Defendant argues there is no substantial basis to justify the alleged discriminatory tax imposed by the Act of 1917 on persons and companies dealing with unauthorized insurance companies, that reinsurance of risks “with any stock or mutual insurance company, . . . authorized to transact business in this Commonwealth or authorized to transact business in *550any of the United States” is specifically authorized by section 319(6) of the Act of May 17, 1921, P. L. 682, 40 PS §442, and that the legislature of Pennsylvania thereby recognized that there is no difference in reinsuring risks with a domestic or authorized foreign insurance company, as opposed to an unauthorized insurance company. It is therefore urged by defendant company that the Act of 1917, as applied to domestic insurance companies dealing with unauthorized foreign insurance companies, must be declared invalid as discriminating against such companies and it avers in support of this position that the classification between domestic companies reinsuring risks with other domestic insurance companies and authorized foreign insurance companies on the one hand and unauthorized insurance companies on the other hand is arbitrary and unreasonable, since such classification furthers no legitimate object of taxation or public policy of the Commonwealth of Pennsylvania and is not based on any real difference between the insurance companies making contracts of reinsurance.
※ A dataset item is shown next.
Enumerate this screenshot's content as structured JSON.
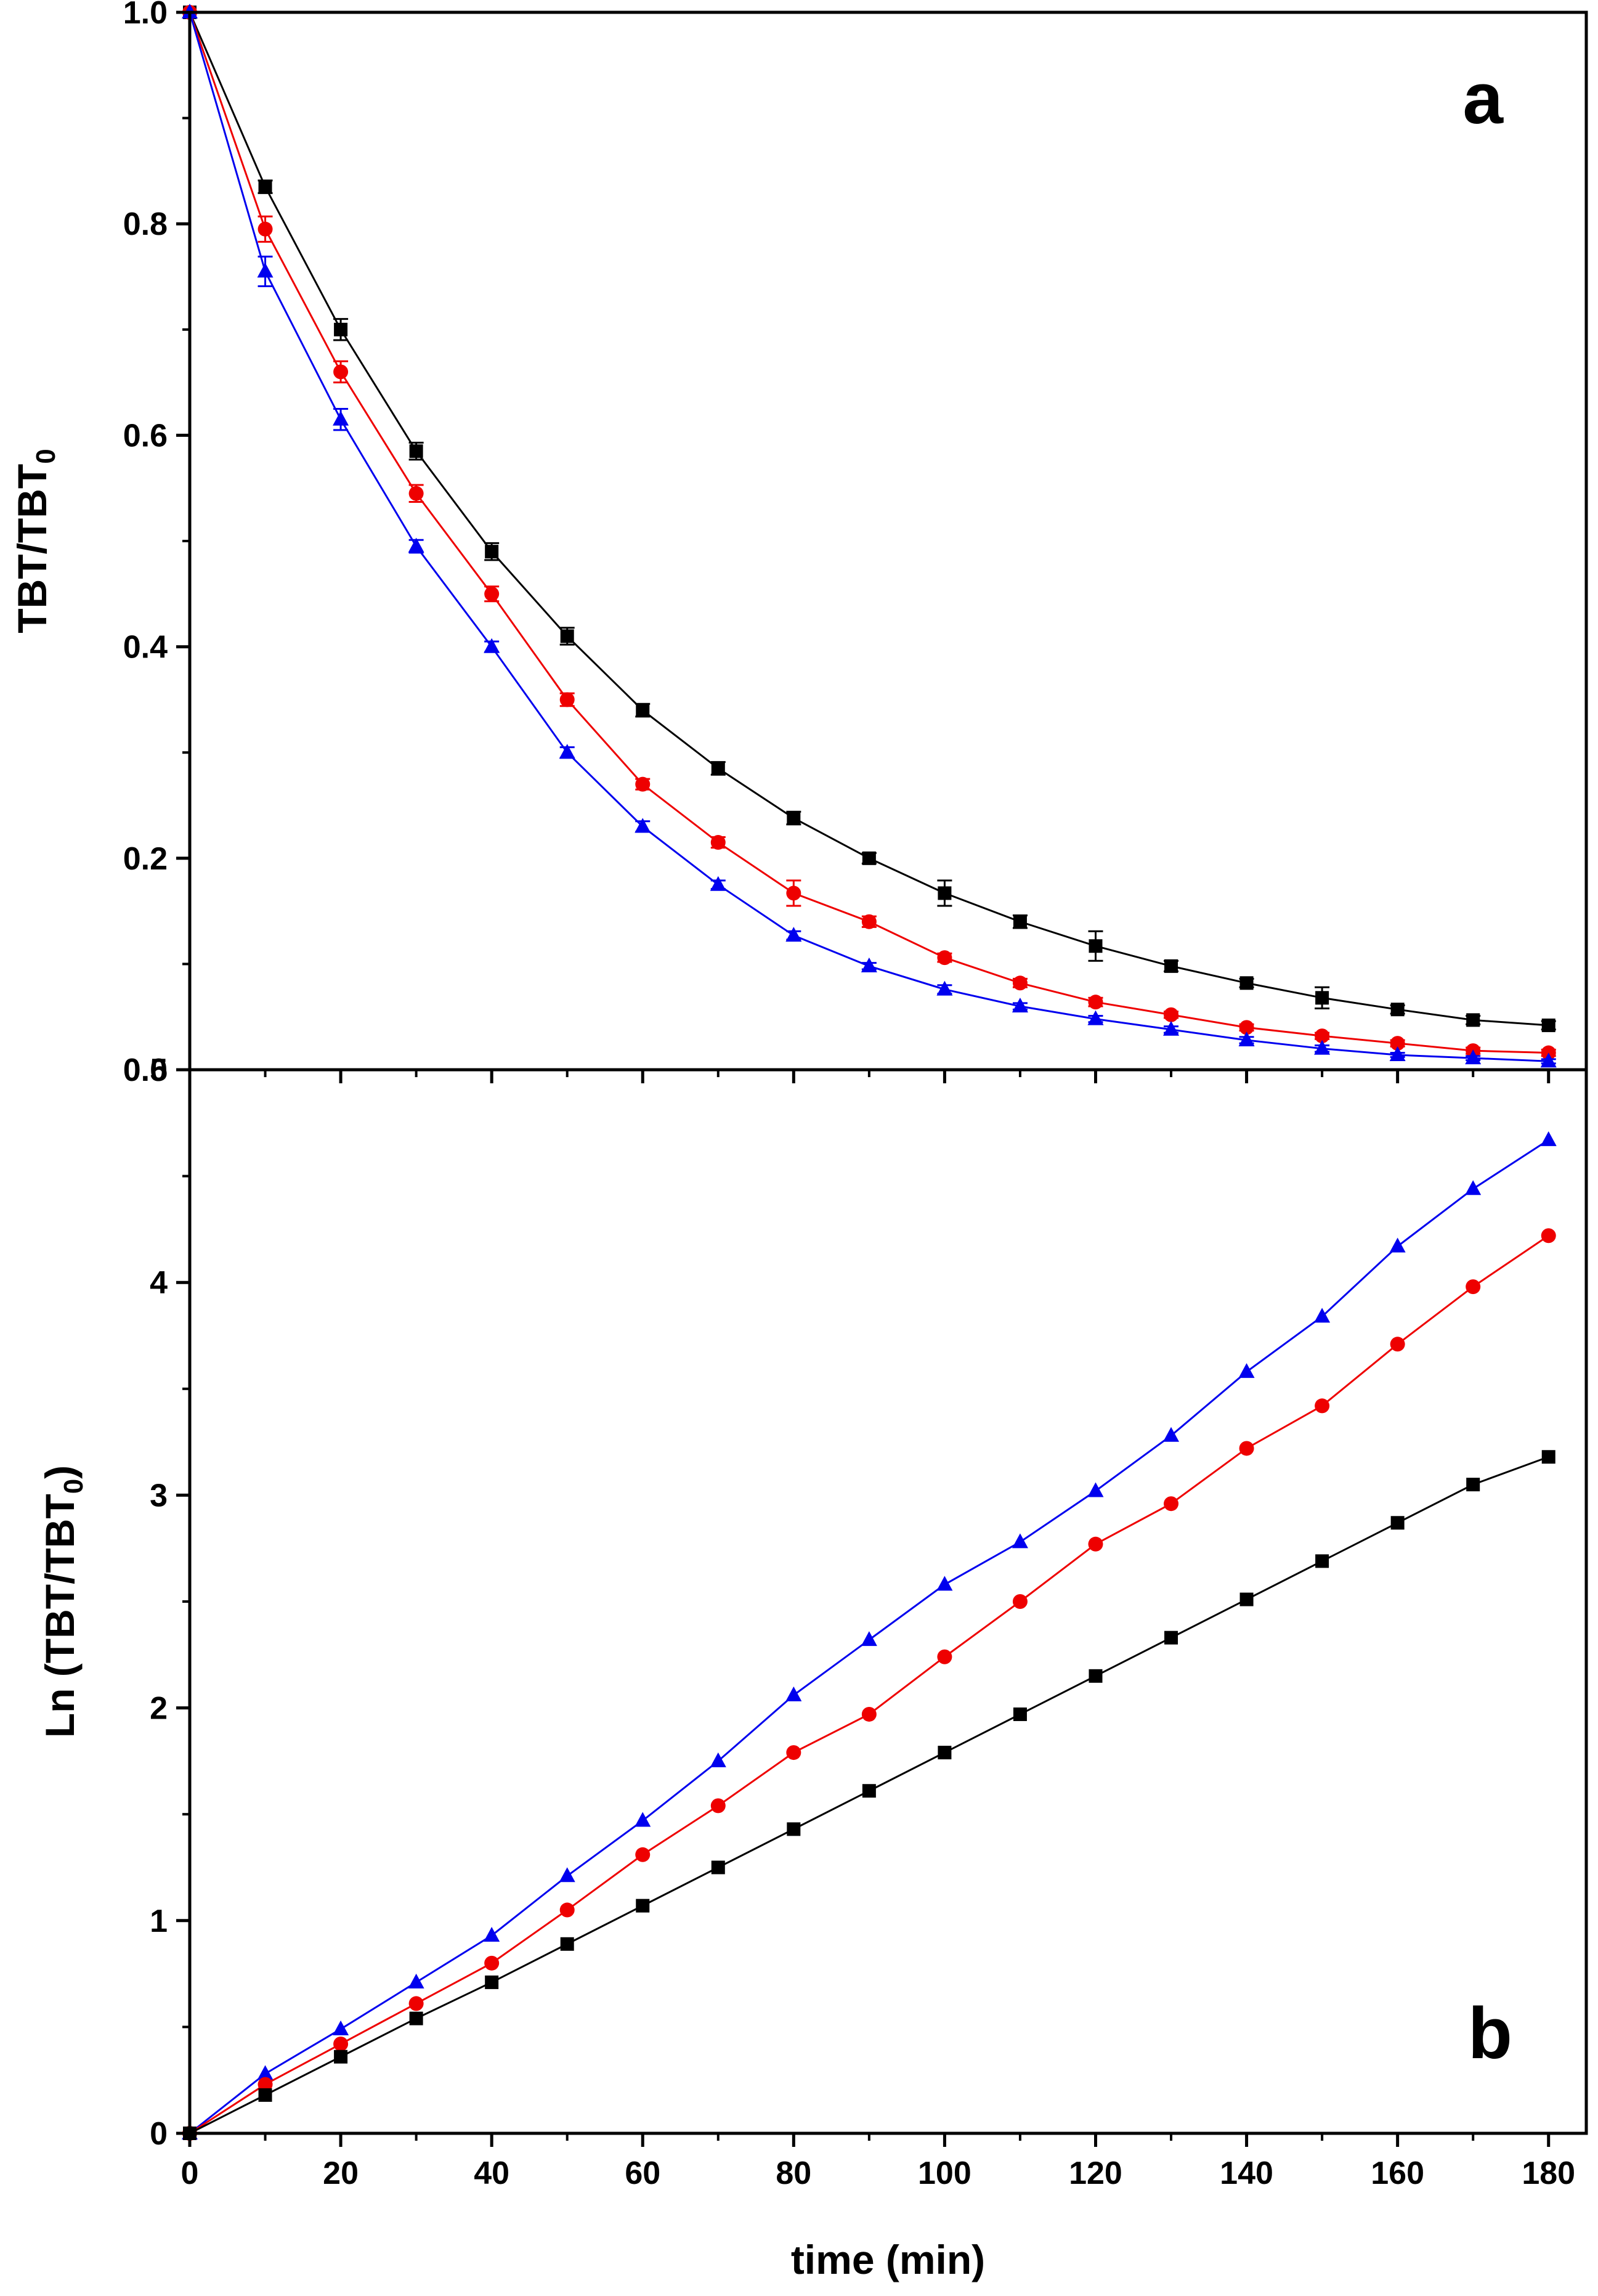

We have cited the principal contentions of the parties to outline the various aspects of this case. We rest our decision, however, on the ground that under the terms of the Act of 1917 and the subsequent legislation affecting the same, there is no valid basis at the present time upon which the tax claimed by the Commonwealth in the instant case can be sustained. Consequently there is no tax due.
And now, December 30, 1957, it is hereby adjudged and decreed that the Millers Mutual Fire Insurance Company, defendant, is not liable for the payment of the tax claimed in this case and the Department of Revenue and the Department of the Auditor General of Pennsylvania are directed to resettle defendant’s account in accordance with this decree.